Welcome to donduk. A refuge for those who enjoy Deal or No Deal, the hit Channel 4 gameshow hosted by Noel Edmonds. The award winning gameshow Deal or No Deal has become a big hit for Channel 4 and marks a sensational return to our screens of Noel Edmonds.

Deal or No Deal is enjoyed my millions of viewers daily, where the contestants battle with The Banker to try and win a jackpot of £250,000. Here at donduk you will find full daily reports of each show, as well Deal or No Deal news and specials. Deal or No Deal although initially appearing very simple in format of just opening a few boxes for the chance to win some big money prizes, actually has some potentially complex decisions to be made at points throughout the show, the contestants occasionally try complex or simple gameplay in an attempt to give them an edge in beating the Banker.

Wednesday, March 08, 2006

Interesting reading?

As DOND has been going since 2003, some serious studies have been conducted on its mechanics e.g. DOND paper. However all of these studies appear to look at the theory behind Deal Or No Deal as played in Holland and Australia, the first countries to run the show. The game is played very differently in other countries compared to the UK; looks like there is room for at least one more study (oh joy).

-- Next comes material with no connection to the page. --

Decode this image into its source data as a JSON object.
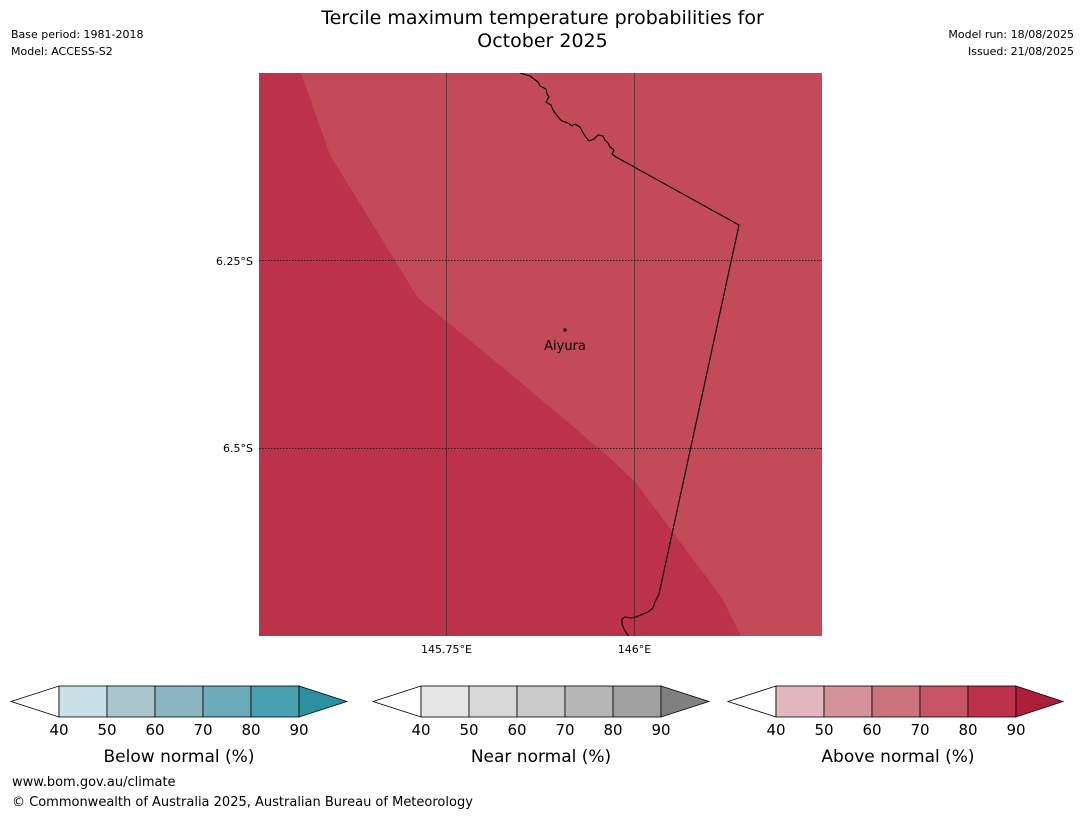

Two major differences are immediately apparent between the UK and Holland/Australia: the number of boxes (26), and the number of boxes opened between offers (the last five offers in Holland are after opening a single box in each case). The risk involved in letting three boxes be opened before the next decision point is greater than just opening one box - the courage required by a UK player to continue as the board approaches it conclusion may be much greater than elsewhere. [I often replace the word 'brave' with 'stupid' in determining a course of action.]

There are quite a few papers out there trying to extrapolate from DOND to the real world, particularly in the field of economics, and I find DOND fascinating not least because it takes me back to my years as a decision sciences consultant. But I think we may give DOND too much credance - the aim in business is to reduce risk in decison-making. Each business decision has to be as informed as possible - risk assessment attaches a value to each option (option evaluation) and then the lowest cost is usually selected.

The audience, the other contestants, the days spent watching other players and the player's ego, all have an impact in making the DOND player take risks that they would be unlikely/unable to take in real life. Makes for good telly though.